There is a long narrative tradition devoted to images that inspire obsession. From the myths of Narcissus and Pygmalion through to modernity, artists and writers have repeatedly told stories of images that acquire an unsettling power over those who behold them. Among these precursors, perhaps the most obvious point of comparison is Oscar Wilde’s The Picture of Dorian Gray’, in which the portrait becomes something that its subject cannot bear to confront. Wilde belongs to a broader post-Romantic conception of art, indebted to the German Idealists mentioned above, like Hegel and Schelling, for whom works of art are capable of materialising truths. In this vein, Gray’s portrait does not imaginatively depict its subject’s likeness: it incarnates Gray’s corruption. It is the visible form of his disavowed self. La Belle Noiseuse fits neatly within this tradition. Like Wilde’s portrait, Frenhofer’s painting acquires a revelatory power, exposing Marianne’s core. Far from belonging solely to the nineteenth-century imagination, however, this anxiety has become newly relevant in a culture saturated with self-images. 

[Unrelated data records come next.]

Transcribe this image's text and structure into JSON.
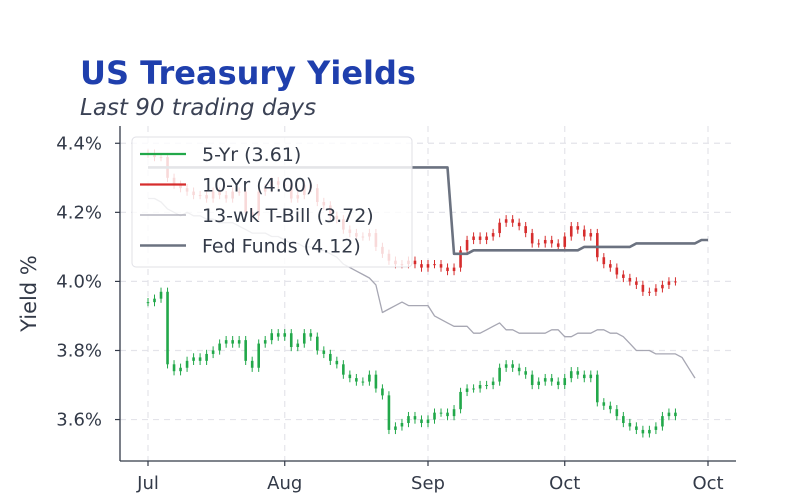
{
  "title": "US Treasury Yields",
  "subtitle": "Last 90 trading days",
  "chart_data": {
    "type": "candlestick+line",
    "ylabel": "Yield %",
    "ylim": [
      3.48,
      4.45
    ],
    "y_ticks": [
      3.6,
      3.8,
      4.0,
      4.2,
      4.4
    ],
    "y_tick_labels": [
      "3.6%",
      "3.8%",
      "4.0%",
      "4.2%",
      "4.4%"
    ],
    "x_ticks": [
      0,
      21,
      43,
      64,
      86
    ],
    "x_tick_labels": [
      "Jul",
      "Aug",
      "Sep",
      "Oct",
      "Oct"
    ],
    "xlim": [
      -4,
      91
    ],
    "grid": true,
    "legend_position": "top-left",
    "colors": {
      "5yr": "#22a84a",
      "10yr": "#d62d2d",
      "tbill": "#a7a7b3",
      "fed": "#6b7280"
    },
    "legend": [
      "5-Yr (3.61)",
      "10-Yr (4.00)",
      "13-wk T-Bill (3.72)",
      "Fed Funds (4.12)"
    ],
    "series_5yr_close": [
      3.94,
      3.95,
      3.97,
      3.76,
      3.74,
      3.75,
      3.77,
      3.78,
      3.77,
      3.79,
      3.8,
      3.82,
      3.83,
      3.82,
      3.83,
      3.77,
      3.75,
      3.82,
      3.83,
      3.85,
      3.84,
      3.85,
      3.81,
      3.82,
      3.85,
      3.84,
      3.8,
      3.79,
      3.77,
      3.76,
      3.73,
      3.72,
      3.71,
      3.71,
      3.73,
      3.69,
      3.67,
      3.57,
      3.58,
      3.59,
      3.61,
      3.6,
      3.59,
      3.6,
      3.62,
      3.62,
      3.61,
      3.63,
      3.68,
      3.69,
      3.69,
      3.7,
      3.7,
      3.71,
      3.75,
      3.76,
      3.75,
      3.74,
      3.73,
      3.7,
      3.71,
      3.72,
      3.71,
      3.7,
      3.72,
      3.74,
      3.73,
      3.72,
      3.73,
      3.65,
      3.64,
      3.63,
      3.61,
      3.59,
      3.58,
      3.57,
      3.56,
      3.57,
      3.58,
      3.61,
      3.62,
      3.61
    ],
    "series_10yr_close": [
      4.37,
      4.36,
      4.36,
      4.3,
      4.28,
      4.27,
      4.26,
      4.25,
      4.25,
      4.24,
      4.26,
      4.25,
      4.24,
      4.26,
      4.26,
      4.2,
      4.19,
      4.26,
      4.27,
      4.29,
      4.28,
      4.28,
      4.24,
      4.25,
      4.28,
      4.27,
      4.23,
      4.22,
      4.19,
      4.18,
      4.15,
      4.14,
      4.13,
      4.13,
      4.14,
      4.1,
      4.08,
      4.06,
      4.05,
      4.05,
      4.06,
      4.05,
      4.04,
      4.05,
      4.05,
      4.04,
      4.03,
      4.04,
      4.09,
      4.12,
      4.13,
      4.12,
      4.13,
      4.14,
      4.17,
      4.18,
      4.17,
      4.16,
      4.14,
      4.11,
      4.11,
      4.12,
      4.11,
      4.1,
      4.13,
      4.16,
      4.15,
      4.13,
      4.14,
      4.07,
      4.05,
      4.04,
      4.02,
      4.01,
      4.0,
      3.99,
      3.97,
      3.97,
      3.98,
      3.99,
      4.0,
      4.0
    ],
    "series_tbill": [
      4.24,
      4.24,
      4.23,
      4.21,
      4.2,
      4.19,
      4.2,
      4.19,
      4.19,
      4.18,
      4.18,
      4.17,
      4.17,
      4.17,
      4.16,
      4.15,
      4.14,
      4.14,
      4.14,
      4.13,
      4.13,
      4.12,
      4.11,
      4.11,
      4.1,
      4.1,
      4.09,
      4.09,
      4.08,
      4.07,
      4.05,
      4.04,
      4.03,
      4.02,
      4.01,
      3.99,
      3.91,
      3.92,
      3.93,
      3.94,
      3.93,
      3.93,
      3.93,
      3.93,
      3.9,
      3.89,
      3.88,
      3.87,
      3.87,
      3.87,
      3.85,
      3.85,
      3.86,
      3.87,
      3.88,
      3.86,
      3.86,
      3.85,
      3.85,
      3.85,
      3.85,
      3.85,
      3.86,
      3.86,
      3.84,
      3.84,
      3.85,
      3.85,
      3.85,
      3.86,
      3.86,
      3.85,
      3.85,
      3.84,
      3.82,
      3.8,
      3.8,
      3.8,
      3.79,
      3.79,
      3.79,
      3.79,
      3.78,
      3.75,
      3.72
    ],
    "series_fed": [
      4.33,
      4.33,
      4.33,
      4.33,
      4.33,
      4.33,
      4.33,
      4.33,
      4.33,
      4.33,
      4.33,
      4.33,
      4.33,
      4.33,
      4.33,
      4.33,
      4.33,
      4.33,
      4.33,
      4.33,
      4.33,
      4.33,
      4.33,
      4.33,
      4.33,
      4.33,
      4.33,
      4.33,
      4.33,
      4.33,
      4.33,
      4.33,
      4.33,
      4.33,
      4.33,
      4.33,
      4.33,
      4.33,
      4.33,
      4.33,
      4.33,
      4.33,
      4.33,
      4.33,
      4.33,
      4.33,
      4.33,
      4.08,
      4.08,
      4.08,
      4.09,
      4.09,
      4.09,
      4.09,
      4.09,
      4.09,
      4.09,
      4.09,
      4.09,
      4.09,
      4.09,
      4.09,
      4.09,
      4.09,
      4.09,
      4.09,
      4.09,
      4.1,
      4.1,
      4.1,
      4.1,
      4.1,
      4.1,
      4.1,
      4.1,
      4.11,
      4.11,
      4.11,
      4.11,
      4.11,
      4.11,
      4.11,
      4.11,
      4.11,
      4.11,
      4.12,
      4.12
    ]
  }
}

In our digital era, portraiture has evolved into one of the most popular forms of contemporary self-expression: the selfie. Characterised by presentational conventions like flattering angles and controlled lighting, the modern selfie is designed to project an idealised self. Even sympathetic theorists of the selfie, like Nathan Jurgenson, defend the form on these grounds, claiming that selfies make plain the ongoing process of identity construction … which troubles the idea that the self is transcendent, fixed, given.” 

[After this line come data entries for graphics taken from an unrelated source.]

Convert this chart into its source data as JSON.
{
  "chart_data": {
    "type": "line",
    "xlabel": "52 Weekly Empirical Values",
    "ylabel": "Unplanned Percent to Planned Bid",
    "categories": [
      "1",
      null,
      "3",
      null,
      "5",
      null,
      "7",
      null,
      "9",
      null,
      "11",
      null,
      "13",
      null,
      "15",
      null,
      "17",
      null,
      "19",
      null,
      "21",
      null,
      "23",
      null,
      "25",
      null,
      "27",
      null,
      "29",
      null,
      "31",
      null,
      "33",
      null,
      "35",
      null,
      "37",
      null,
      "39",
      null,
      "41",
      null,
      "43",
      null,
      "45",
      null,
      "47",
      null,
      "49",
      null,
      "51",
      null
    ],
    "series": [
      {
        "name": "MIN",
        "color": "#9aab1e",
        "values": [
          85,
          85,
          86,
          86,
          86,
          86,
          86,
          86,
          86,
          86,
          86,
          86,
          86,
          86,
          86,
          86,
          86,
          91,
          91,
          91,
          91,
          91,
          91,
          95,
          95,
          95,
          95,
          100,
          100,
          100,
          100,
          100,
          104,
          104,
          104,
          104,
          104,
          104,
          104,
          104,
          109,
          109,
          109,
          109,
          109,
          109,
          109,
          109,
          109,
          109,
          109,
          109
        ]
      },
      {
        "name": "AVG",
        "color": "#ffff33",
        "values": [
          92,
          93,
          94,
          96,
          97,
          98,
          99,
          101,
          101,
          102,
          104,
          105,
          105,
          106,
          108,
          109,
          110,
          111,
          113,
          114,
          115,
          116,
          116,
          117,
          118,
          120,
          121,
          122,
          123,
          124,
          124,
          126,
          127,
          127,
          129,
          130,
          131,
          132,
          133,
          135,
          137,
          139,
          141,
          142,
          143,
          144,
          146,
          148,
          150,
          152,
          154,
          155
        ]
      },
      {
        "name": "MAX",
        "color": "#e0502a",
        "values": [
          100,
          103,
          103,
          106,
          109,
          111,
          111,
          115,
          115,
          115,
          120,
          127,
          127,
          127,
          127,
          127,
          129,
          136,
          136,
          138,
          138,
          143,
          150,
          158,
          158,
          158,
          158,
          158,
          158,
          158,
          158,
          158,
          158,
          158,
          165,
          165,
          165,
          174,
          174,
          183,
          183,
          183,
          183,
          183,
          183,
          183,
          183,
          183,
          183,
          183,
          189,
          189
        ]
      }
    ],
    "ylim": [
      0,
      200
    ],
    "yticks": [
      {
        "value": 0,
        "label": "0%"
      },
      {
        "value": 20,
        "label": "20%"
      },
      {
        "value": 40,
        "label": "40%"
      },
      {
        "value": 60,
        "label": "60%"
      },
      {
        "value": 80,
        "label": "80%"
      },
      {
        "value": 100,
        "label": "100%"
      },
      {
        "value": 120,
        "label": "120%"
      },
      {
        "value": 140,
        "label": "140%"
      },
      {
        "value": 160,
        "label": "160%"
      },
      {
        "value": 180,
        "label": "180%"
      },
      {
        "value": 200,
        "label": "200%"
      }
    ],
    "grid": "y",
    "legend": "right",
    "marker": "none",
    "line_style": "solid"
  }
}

La Belle Noiseuse is a powerful reminder of an alternative view: Marianne experiences the shock of recognition precisely because Frenhofer’s portrait reveals a truth about her – something essential, something she cannot change. A thing that was cold and dry,” she gasps. It was me.” More intriguingly, the fear at the heart of this film may offer an insight into why the selfie is such a culturally prevalent form, and why people curate them so intensely: as an unconscious means of warding off the very condition Marianne finds herself in. In this light, the selfie functions as a compulsive form of self-expression through which the subject attempts to suppress the possibility of the feared, abject self by projecting an idealised identity.

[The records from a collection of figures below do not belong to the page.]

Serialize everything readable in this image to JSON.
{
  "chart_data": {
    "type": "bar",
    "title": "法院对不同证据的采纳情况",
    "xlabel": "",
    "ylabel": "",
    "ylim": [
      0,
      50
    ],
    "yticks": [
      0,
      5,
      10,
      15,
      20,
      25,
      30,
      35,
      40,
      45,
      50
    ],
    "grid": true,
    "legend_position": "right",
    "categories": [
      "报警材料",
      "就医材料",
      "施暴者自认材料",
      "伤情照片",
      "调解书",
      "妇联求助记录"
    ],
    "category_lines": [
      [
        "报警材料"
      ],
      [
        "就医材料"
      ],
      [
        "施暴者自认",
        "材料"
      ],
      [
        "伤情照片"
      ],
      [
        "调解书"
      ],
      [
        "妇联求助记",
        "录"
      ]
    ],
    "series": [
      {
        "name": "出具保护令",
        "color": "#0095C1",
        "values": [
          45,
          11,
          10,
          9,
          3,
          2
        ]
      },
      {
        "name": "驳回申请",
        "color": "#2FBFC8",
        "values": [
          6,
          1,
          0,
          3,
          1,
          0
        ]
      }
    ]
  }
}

In a surprising act of humanity, Frenhofer bricks his finished masterpiece within the walls of his studio prior to its unveiling. Beyond being a clear symbol of repression, this act strongly recalls another 19th century classic, Edgar Allan Poe’s The Black Cat’, in which the narrator murders his wife and seals her body behind a cellar wall, brick by brick, in an attempt to conceal the crime. La Belle Noiseuse thus offers us a kind of proto-Romantic nightmare, haunted by an image that incarnates too much truth. Yet it would be wrong to overstate the latent horror of its narrative. Rivette’s film is equally one of cinema’s most patient and grounded studies of artistic creation. Whether one is drawn to its unsettling psychology or its quiet meditation on art, this remarkable film remains essential viewing.